Shalileh Soroosh, Mirkin Boris
Center for Language and Brain, HSE University, Myasnitskaya Ulitsa 20, 101000 Moscow, Russia.
Department of Data Analysis and Artificial Intelligence, HSE University, Pokrovsky Boulevard, 11, 101000 Moscow, Russia.
Entropy (Basel). 2022 Apr 29;24(5):626. doi: 10.3390/e24050626.
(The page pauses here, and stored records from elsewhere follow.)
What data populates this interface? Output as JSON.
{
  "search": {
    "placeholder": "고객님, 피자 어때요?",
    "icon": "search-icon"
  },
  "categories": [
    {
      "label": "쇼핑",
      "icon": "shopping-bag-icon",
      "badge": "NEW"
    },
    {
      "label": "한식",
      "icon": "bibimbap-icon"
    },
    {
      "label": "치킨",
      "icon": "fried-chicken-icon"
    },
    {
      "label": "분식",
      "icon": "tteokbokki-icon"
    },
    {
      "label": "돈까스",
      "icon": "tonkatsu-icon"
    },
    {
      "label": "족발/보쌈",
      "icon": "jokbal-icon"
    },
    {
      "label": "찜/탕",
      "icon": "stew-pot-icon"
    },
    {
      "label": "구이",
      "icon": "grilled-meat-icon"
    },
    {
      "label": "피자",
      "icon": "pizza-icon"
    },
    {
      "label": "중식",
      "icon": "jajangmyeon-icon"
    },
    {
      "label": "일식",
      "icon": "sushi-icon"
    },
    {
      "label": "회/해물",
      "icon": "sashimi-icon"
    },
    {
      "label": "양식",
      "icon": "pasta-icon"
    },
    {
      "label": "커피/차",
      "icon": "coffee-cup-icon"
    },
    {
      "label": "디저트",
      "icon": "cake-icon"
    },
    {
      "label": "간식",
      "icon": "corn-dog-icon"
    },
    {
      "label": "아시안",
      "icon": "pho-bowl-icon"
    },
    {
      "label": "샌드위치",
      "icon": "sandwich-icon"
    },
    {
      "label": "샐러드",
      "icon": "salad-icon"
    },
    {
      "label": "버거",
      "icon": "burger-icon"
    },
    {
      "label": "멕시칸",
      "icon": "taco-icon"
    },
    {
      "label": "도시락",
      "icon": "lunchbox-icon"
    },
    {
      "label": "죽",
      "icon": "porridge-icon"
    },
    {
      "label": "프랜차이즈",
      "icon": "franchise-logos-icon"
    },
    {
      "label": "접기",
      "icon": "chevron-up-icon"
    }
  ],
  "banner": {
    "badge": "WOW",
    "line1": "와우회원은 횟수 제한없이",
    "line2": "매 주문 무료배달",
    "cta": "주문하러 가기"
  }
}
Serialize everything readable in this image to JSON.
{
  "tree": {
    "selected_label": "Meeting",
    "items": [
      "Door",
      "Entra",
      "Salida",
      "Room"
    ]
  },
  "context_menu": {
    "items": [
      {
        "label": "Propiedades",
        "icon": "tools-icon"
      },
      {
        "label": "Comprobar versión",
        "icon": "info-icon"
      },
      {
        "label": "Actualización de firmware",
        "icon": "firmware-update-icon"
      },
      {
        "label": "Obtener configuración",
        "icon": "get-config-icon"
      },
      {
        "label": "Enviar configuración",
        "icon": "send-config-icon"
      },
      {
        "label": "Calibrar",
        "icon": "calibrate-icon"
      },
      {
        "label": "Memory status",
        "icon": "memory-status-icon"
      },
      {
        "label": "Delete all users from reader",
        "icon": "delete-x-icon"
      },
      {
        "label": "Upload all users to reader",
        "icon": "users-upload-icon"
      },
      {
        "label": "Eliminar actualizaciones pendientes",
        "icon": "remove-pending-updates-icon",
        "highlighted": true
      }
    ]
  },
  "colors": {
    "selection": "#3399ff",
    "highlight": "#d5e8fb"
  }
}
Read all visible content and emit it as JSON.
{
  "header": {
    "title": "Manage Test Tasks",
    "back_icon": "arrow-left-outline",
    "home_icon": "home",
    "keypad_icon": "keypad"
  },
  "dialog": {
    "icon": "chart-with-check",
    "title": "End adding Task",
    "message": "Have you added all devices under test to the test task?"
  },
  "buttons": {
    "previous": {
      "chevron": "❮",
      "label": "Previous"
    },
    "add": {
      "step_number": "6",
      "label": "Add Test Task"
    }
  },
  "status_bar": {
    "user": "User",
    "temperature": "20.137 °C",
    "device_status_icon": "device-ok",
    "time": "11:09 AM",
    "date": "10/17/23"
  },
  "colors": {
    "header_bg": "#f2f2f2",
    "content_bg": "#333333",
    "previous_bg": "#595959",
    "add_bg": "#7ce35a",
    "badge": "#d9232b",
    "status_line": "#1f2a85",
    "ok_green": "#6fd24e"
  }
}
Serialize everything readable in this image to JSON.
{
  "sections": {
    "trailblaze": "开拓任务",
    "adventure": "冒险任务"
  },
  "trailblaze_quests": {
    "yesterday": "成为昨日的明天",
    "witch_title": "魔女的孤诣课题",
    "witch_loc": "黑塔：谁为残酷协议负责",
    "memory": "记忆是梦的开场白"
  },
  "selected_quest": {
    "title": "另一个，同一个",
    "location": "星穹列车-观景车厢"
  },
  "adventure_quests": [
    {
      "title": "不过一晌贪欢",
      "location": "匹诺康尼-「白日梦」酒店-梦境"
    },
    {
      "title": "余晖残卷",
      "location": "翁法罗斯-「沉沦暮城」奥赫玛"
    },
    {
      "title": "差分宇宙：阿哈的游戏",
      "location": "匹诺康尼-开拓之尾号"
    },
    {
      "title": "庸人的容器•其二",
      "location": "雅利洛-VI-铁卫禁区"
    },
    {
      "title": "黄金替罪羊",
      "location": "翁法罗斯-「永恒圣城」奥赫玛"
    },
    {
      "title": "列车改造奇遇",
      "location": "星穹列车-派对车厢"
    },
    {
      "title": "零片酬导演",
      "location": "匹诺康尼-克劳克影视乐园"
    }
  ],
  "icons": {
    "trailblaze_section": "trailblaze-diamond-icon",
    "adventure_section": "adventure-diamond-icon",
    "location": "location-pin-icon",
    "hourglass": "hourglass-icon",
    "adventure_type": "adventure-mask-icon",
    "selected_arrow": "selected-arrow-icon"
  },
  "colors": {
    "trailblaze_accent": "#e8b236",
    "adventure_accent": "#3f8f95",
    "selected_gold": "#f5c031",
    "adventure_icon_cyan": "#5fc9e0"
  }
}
This paper proposes a meaningful and effective extension of the celebrated K-means algorithm to detect communities in feature-rich networks, due to our assumption of non-summability mode. We least-squares approximate given matrices of inter-node links and feature values, leading to a straightforward extension of the conventional K-means clustering method as an alternating minimization strategy for the criterion. This works in a two-fold space, embracing both the network nodes and features. The metric used is a weighted sum of the squared Euclidean distances in the feature and network spaces. To tackle the so-called curse of dimensionality, we extend this to a version that uses the cosine distances between entities and centers. One more version of our method is based on the Manhattan distance metric. We conduct computational experiments to test our method and compare its performances with those by competing popular algorithms at synthetic and real-world datasets. The cosine-based version of the extended K-means typically wins at the high-dimension real-world datasets. In contrast, the Manhattan-based version wins at most synthetic datasets.
由于我们对非可加性模式的假设,本文提出了一种对著名的K均值算法有意义且有效的扩展,用于在特征丰富的网络中检测社区。我们通过最小二乘法逼近给定的节点间链接矩阵和特征值矩阵,从而将传统的K均值聚类方法直接扩展为一种针对该准则的交替最小化策略。这在一个双重空间中起作用,同时包含网络节点和特征。所使用的度量是特征空间和网络空间中平方欧几里得距离的加权和。为了解决所谓的维度诅咒问题,我们将其扩展为一个使用实体与中心之间余弦距离的版本。我们方法的另一个版本基于曼哈顿距离度量。我们进行计算实验来测试我们的方法,并将其性能与在合成数据集和真实世界数据集上竞争的流行算法的性能进行比较。扩展K均值的基于余弦的版本通常在高维真实世界数据集上获胜。相比之下,基于曼哈顿的版本在大多数合成数据集上获胜。